当我带着这个结论走出城门时,一队人影,截断了我的去路。
那队人的反应直接越过了“心疼”的步骤,在十米之外停住,武器瞬间出鞘半寸,动作整齐划一。为首的男人盯着我,跟见了鬼似的。
我有那么可怕吗?明明我的外表应该还挺可爱。
“……活人?”他身体紧绷,看得出对我非常警惕。
“目前是。”
“城里还有谁?”
“只有我。”
他沉默了许久,不断打量我,眉头都快拧成麻花了。最后,他收剑入鞘,向后方同伴打了个手势。
“小孩,跟我们走。这里不是可以久留的地方。”
尽管对那称呼有些不满,但我还是回道:
“好。”
把他们当向导,应该不过分。至于我是被当成了什么,那种事无关紧要。
我们离开了那片死寂之城,重新没入荒野。然而安宁并未持续太久。
不到半小时,我们就迎来了第一批问候。
这队人瞬间进入战斗状态——我能理解,毕竟不是所有人都能手撕怪物的。
“列阵,三角锋矢!”
队长低吼出声,那二十余名银甲战士脚步迅疾地交错位移,构筑起了一道钢铁防线。他们体表浮现出虚幻的龙鳞状波纹,一股微弱但确实存在的上位威压弥漫开来——但是于我无用。
而为首的队长变化更为显著,他握剑的右臂被一道放大了数倍,凝实许多的幽蓝龙爪虚影所包裹。那虚影五指与他手掌同步收拢,紧握剑柄。长剑开始高频震颤,剑身迸发出夺目蓝光。
威势挺大,破坏力呢?
因被护在阵型中央,我得以从容观摩。他们此刻姿态我有听闻,据说是当代主流道路——模仿巨龙。同等阶位下,战力要比起那些老掉牙的传统派强上不少。

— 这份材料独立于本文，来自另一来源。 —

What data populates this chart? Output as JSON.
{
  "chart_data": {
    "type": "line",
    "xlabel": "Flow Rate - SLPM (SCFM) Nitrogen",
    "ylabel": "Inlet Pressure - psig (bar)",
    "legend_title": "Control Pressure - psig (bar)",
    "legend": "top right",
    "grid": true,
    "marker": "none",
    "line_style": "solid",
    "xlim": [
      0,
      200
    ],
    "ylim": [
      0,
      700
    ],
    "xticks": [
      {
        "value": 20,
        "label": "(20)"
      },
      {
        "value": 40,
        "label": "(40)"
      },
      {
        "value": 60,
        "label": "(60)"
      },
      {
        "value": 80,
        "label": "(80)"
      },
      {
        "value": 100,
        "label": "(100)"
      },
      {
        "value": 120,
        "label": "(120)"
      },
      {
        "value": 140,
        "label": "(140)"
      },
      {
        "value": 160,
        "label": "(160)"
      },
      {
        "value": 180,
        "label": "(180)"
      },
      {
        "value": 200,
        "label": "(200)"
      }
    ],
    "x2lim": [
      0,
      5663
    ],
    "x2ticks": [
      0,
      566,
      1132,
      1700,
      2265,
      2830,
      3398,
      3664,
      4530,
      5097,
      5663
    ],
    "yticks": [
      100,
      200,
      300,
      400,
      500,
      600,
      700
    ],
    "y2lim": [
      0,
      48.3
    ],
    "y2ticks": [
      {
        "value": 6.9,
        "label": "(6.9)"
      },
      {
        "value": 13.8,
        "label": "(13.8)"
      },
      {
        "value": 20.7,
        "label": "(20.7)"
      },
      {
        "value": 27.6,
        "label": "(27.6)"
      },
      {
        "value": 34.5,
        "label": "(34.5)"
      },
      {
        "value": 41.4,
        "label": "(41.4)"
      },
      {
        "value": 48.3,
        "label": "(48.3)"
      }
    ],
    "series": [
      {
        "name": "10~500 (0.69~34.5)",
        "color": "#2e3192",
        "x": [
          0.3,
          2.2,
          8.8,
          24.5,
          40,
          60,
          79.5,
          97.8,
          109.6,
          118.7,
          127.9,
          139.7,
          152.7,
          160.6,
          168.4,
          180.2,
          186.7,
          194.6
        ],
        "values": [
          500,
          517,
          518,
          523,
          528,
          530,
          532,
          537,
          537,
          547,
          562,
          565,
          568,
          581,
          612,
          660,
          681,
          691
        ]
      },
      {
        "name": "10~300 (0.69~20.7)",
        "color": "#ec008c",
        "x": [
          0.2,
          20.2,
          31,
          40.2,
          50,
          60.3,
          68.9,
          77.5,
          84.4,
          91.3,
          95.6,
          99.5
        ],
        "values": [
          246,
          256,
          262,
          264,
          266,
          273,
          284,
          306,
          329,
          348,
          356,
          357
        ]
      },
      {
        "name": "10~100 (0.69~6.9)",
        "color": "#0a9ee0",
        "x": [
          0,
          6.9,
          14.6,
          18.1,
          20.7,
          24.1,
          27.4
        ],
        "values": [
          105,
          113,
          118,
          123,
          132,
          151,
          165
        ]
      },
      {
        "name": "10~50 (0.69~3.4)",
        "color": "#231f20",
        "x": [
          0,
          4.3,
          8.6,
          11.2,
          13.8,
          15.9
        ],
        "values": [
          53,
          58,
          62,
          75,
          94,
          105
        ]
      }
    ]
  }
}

这波怪物的攻击异常凶猛,数量也很多。照理说,血雾造物都是随机出现的,怎会像这样聚集到这里?
除非有什么在吸引他们。
我先是看了看这队人有没有带什么特别的箱子或者物品,结果并没有。
那……吸引它们的,难不成是我?
是它。
我几乎想立刻找到那形似巨龙的家伙面前,和它当面问个清楚,如此大费周章地针对我,意义何在?
但现实并未给我太多思考时间,眼前的防线并非在巩固,而是在逐步瓦解。
队长右臂那幽蓝的龙爪虚影,在又一次挥斩后,骤然散去。他庞大的气势萎靡了,剑招回归最基础的劈砍和格挡,从战局的核心,变成了四处救火的队员。
连他都如此,整个阵线更不用说。死伤出现,防御圈被压缩,溃败只是时间问题。
向导要没了。
我脑子里突然蹦出这个想法,紧接着,我就觉得我必须出手了。
不然没人为我带路。
心念一动,我的身体便已切入战线最前沿。
我掠过一名队员身侧,带起了冷冽的狂风。他脸上绝望的狰狞还未退去,就被一种凝固的茫然取代。
我没有停留,转向,突进。视线余光能捕捉到,那些银甲战士动作变得迟缓,而他们圆睁的双眼,正追随着我残影的轨迹,眼里满是震惊与骇然。
当我以极快的效率清理时,怪物的嘶吼从原来的吵闹,慢慢变成了安静。
我停下脚步,环视四周。
最后一只站立着的造物,在我目光落到它身上的瞬间,无声地垮塌下去了。
我听见身后传来武器哐啷掉落的声音,以及极细微的吞咽口水的声音。
我转身,看向那先前称我“小孩”的队长。
他正低头看着自己不再有龙爪虚影的右臂。然后,他抬起头看向我,脸上肌肉僵硬,嘴微张,却什么也没说。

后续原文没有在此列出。